Bootstrapped and regtested on x86_64-pc-linux-gnu{-m32,}.
Ok for trunk?

        PR middle-end/125708

gcc/ChangeLog:

        * vr-values.cc
        (simplify_using_ranges::simplify_div_or_mod_using_ranges):
        Compute op1's upper bound for all codes and add the
        near-power-of-two TRUNC_DIV_EXPR split, guarded on
        optimize_bb_for_speed_p.

gcc/testsuite/ChangeLog:

        * gcc.dg/tree-ssa/pr125708-1.c: New test.
        * gcc.target/i386/pr125708-2.c: New test.
Note that you're introducing a conditional branch into the mix as well.  If it's a poorly predicted branch, then you could end up burning more cycles on the branch mispredict than the division would have taken.
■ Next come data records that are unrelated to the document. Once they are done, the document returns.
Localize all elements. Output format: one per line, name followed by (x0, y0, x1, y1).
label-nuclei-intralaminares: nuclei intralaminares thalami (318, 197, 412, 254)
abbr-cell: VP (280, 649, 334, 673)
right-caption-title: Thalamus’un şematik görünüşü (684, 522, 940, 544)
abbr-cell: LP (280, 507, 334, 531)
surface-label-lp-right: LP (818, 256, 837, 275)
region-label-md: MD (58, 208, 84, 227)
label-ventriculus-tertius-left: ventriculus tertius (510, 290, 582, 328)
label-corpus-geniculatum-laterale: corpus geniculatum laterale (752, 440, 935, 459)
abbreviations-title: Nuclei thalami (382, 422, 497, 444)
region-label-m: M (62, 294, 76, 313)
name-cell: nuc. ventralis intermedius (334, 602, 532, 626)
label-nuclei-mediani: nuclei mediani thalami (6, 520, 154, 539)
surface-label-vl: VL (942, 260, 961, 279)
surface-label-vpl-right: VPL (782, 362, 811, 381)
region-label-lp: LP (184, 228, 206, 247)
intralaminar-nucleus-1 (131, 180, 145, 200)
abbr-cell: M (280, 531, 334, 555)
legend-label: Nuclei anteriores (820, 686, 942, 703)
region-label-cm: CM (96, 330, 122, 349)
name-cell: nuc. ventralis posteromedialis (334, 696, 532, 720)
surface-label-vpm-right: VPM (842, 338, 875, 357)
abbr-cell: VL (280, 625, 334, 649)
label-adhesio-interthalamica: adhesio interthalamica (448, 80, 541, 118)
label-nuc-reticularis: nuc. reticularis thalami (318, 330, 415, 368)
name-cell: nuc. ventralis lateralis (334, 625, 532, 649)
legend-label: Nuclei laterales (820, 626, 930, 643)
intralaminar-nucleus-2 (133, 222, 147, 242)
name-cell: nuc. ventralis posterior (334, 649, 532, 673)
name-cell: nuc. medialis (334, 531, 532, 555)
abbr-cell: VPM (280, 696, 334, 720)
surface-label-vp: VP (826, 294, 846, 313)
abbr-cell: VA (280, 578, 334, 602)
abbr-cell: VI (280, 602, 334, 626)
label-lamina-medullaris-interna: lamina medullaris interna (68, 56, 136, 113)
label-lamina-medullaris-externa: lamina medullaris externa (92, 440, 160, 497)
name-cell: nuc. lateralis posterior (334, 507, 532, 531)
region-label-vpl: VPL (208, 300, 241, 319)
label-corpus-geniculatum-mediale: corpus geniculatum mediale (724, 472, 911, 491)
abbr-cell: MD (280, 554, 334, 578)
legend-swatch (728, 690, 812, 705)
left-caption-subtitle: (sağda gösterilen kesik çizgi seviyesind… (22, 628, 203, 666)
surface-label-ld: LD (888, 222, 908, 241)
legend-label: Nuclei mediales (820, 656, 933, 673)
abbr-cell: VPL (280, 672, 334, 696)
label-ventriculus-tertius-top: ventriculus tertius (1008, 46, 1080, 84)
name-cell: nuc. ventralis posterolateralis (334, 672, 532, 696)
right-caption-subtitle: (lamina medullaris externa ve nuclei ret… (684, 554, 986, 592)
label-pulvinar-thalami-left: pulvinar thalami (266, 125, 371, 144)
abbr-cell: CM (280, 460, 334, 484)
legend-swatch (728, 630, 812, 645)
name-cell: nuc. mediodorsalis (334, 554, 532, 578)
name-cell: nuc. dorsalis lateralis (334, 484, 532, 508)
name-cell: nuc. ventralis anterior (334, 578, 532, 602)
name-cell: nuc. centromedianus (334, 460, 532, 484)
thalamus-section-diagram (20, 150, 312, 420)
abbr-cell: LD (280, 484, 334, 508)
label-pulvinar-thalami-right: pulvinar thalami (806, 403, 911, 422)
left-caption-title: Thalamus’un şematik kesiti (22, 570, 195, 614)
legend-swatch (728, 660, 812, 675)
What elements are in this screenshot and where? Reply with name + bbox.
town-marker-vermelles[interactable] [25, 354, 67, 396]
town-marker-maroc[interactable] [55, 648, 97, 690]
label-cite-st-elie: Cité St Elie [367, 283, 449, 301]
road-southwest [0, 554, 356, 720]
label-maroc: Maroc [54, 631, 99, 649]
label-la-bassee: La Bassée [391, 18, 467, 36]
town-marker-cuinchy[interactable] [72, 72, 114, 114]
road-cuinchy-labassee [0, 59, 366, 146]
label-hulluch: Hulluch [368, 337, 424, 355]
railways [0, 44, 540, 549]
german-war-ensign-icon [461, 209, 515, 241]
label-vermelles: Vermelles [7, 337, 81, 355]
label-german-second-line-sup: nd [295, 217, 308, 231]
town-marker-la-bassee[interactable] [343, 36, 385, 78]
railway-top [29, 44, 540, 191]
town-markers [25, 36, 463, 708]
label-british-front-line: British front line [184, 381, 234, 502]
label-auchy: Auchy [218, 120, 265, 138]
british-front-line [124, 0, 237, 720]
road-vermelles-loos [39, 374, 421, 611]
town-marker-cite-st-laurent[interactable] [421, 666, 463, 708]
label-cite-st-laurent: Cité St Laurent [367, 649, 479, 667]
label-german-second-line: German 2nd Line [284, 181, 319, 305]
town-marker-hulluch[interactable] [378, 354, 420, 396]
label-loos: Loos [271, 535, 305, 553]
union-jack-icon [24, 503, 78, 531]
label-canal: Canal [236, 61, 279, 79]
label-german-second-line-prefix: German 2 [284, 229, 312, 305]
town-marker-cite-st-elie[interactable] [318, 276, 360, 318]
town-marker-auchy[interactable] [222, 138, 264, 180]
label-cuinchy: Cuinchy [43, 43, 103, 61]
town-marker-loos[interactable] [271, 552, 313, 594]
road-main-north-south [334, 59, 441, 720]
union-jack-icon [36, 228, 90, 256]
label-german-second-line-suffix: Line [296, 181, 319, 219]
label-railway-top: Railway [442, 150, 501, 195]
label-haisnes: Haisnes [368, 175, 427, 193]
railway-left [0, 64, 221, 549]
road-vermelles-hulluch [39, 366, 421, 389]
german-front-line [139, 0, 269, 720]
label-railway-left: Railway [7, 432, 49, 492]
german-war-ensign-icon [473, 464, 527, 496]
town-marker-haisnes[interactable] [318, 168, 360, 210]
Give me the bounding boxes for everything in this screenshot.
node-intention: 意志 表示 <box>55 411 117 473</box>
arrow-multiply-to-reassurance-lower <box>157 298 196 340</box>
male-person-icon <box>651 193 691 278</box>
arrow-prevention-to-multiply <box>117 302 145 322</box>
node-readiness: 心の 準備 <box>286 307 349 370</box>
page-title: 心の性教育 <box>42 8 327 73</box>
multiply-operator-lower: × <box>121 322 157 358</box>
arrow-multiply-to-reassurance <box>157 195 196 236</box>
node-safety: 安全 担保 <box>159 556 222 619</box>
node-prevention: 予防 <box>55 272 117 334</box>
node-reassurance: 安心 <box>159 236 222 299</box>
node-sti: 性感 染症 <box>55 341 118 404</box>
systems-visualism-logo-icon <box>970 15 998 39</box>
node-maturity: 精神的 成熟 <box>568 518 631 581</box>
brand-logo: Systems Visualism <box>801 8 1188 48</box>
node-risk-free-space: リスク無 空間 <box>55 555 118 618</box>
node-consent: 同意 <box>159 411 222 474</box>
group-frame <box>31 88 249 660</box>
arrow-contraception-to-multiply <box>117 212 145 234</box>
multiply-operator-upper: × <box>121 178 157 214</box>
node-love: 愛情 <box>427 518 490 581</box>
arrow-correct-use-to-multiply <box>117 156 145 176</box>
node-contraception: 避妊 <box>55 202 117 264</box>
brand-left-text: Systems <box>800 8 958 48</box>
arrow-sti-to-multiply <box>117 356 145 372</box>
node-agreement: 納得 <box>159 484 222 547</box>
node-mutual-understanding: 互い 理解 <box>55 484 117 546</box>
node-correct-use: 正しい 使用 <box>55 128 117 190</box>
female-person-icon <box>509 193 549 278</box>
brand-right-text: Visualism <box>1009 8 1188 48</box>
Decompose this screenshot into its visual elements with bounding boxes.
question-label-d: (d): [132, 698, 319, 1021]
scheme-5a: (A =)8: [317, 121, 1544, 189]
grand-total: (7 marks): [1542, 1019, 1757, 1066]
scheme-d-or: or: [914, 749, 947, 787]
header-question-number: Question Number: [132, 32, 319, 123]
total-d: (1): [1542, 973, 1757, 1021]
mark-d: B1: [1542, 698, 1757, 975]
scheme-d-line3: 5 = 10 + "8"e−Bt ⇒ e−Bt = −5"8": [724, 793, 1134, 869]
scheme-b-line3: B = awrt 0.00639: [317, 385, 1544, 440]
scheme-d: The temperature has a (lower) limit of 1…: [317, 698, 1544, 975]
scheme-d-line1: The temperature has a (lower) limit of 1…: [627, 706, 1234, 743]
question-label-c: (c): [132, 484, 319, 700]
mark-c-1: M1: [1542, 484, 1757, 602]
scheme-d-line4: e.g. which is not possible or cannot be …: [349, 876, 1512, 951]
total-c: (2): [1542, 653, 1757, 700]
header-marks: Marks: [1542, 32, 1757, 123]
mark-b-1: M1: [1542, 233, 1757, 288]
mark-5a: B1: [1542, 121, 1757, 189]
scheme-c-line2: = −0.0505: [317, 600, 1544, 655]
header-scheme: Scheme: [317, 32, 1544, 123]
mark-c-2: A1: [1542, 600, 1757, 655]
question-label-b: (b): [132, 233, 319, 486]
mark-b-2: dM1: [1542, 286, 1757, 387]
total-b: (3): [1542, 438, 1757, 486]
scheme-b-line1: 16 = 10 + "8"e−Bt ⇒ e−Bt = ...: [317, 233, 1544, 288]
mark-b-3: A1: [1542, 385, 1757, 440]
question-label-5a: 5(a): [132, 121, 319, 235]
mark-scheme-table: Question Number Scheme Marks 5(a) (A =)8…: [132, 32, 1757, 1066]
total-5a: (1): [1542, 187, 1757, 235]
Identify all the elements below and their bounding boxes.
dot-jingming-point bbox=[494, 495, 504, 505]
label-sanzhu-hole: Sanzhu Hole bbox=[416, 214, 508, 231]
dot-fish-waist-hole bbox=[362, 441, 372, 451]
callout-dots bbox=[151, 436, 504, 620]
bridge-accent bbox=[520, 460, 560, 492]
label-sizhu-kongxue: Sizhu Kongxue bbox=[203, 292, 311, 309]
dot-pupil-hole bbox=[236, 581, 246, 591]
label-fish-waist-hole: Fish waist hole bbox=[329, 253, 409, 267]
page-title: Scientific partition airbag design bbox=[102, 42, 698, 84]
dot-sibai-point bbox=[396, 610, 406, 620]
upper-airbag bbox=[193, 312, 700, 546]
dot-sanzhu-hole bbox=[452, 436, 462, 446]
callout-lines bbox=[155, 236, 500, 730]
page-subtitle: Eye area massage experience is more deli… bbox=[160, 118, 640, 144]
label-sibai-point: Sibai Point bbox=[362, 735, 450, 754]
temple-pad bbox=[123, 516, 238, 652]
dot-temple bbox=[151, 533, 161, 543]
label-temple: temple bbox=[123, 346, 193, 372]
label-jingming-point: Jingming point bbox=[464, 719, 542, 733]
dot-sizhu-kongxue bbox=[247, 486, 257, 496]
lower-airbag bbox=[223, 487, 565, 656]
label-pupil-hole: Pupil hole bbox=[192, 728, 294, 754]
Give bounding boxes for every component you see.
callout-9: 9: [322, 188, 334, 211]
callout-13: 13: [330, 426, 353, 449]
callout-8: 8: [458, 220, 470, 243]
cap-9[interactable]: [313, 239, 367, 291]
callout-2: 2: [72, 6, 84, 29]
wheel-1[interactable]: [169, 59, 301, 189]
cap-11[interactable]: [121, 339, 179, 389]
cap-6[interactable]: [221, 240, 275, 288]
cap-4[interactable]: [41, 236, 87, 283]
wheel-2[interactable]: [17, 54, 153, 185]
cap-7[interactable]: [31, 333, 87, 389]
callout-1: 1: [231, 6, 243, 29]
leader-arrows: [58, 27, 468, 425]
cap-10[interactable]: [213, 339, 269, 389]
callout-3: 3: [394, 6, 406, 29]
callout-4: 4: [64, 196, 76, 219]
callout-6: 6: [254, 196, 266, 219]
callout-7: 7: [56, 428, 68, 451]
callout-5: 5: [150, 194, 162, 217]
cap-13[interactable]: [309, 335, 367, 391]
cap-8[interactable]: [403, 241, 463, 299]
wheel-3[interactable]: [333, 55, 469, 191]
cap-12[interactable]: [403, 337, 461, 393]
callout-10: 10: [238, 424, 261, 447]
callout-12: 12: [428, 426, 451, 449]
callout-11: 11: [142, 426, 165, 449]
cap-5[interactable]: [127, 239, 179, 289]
I'd kind of want to get a better sense of whether or not we're actually making an improvement here.

If we're selecting across 1/2 for the divisor and the dividend is a suitable type, then this really becomes a conditional right shift by 1, right?  That seems likely to have a generally profitable synthesis.  But an arbitary n, n+1 where one of them is a power of two isn't as obvious to me.